(This can be applied to more categories than just "federation" and "not-federation", but to make an example of a prominent problem, i'll just be talking about those)
Laura mentioned the federation semaphore, which i'll assume is just a simple "only 40 active federation requests at once" mechanism, however, that wouldn't entirely be an "efficient" way of dealing with federation traffic.
Inspired by the traffic-prioritisation that I applied for a large mastodon server, it can also be possible to implement a "bucket" system, similar to semaphores, but;
- where multiple categories can take tokens from the same bucket
- different rules apply to the different categories
In a "regular" and "federation" traffic situation, the "regular" traffic can take tokens from the bucket, however, it has no limit of the amount of tokens it can take at once.
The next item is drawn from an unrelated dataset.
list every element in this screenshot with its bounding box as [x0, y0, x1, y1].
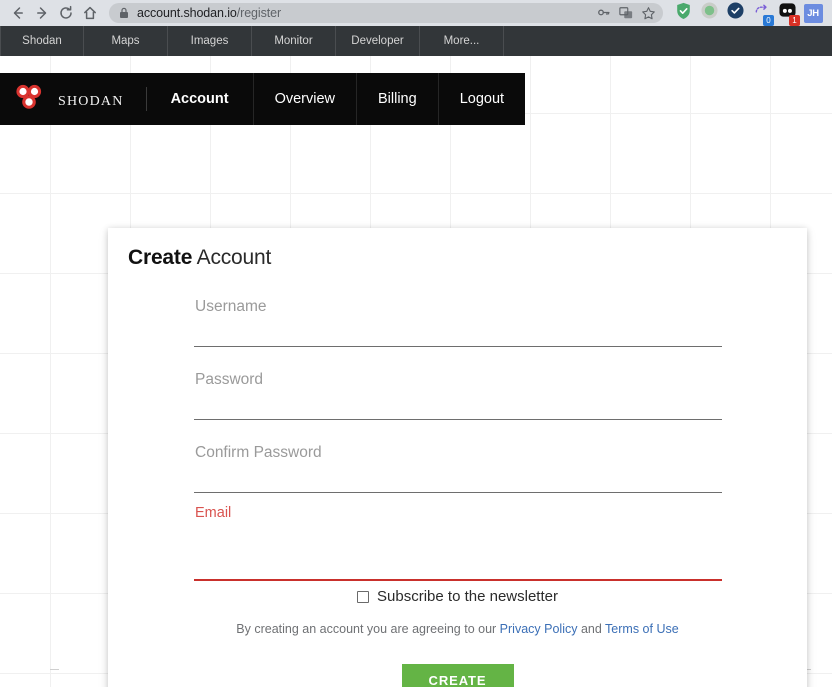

The "federation" traffic can only take tokens if there are X or less tokens taken.
This would make user traffic override federation traffic if there is an influx, without overloading the system.
The "X" in this case is a variable that can be tuned, to see what the average max amount of requests is that the system can take (lets say its x2 the cpu count).
To prevent complete outages, a certain amount of tokens keep being reserved for the federation category (1 or 3 or so), so that federation processing doesn't completely halt.
----
This can be applied to more than just "regular" and "federation" traffic; It can be subdivided into "fetching federation" and "pushing federation", or "fetching user requests" and "pushing user requests". The latter of which - in the inspired-from traffic-prioritisation method i applied - has absolute priority over everything else, as a user pressing favourite or posting something can feel "slow" incredibly quickly, and so must be the next request served if the server is under load.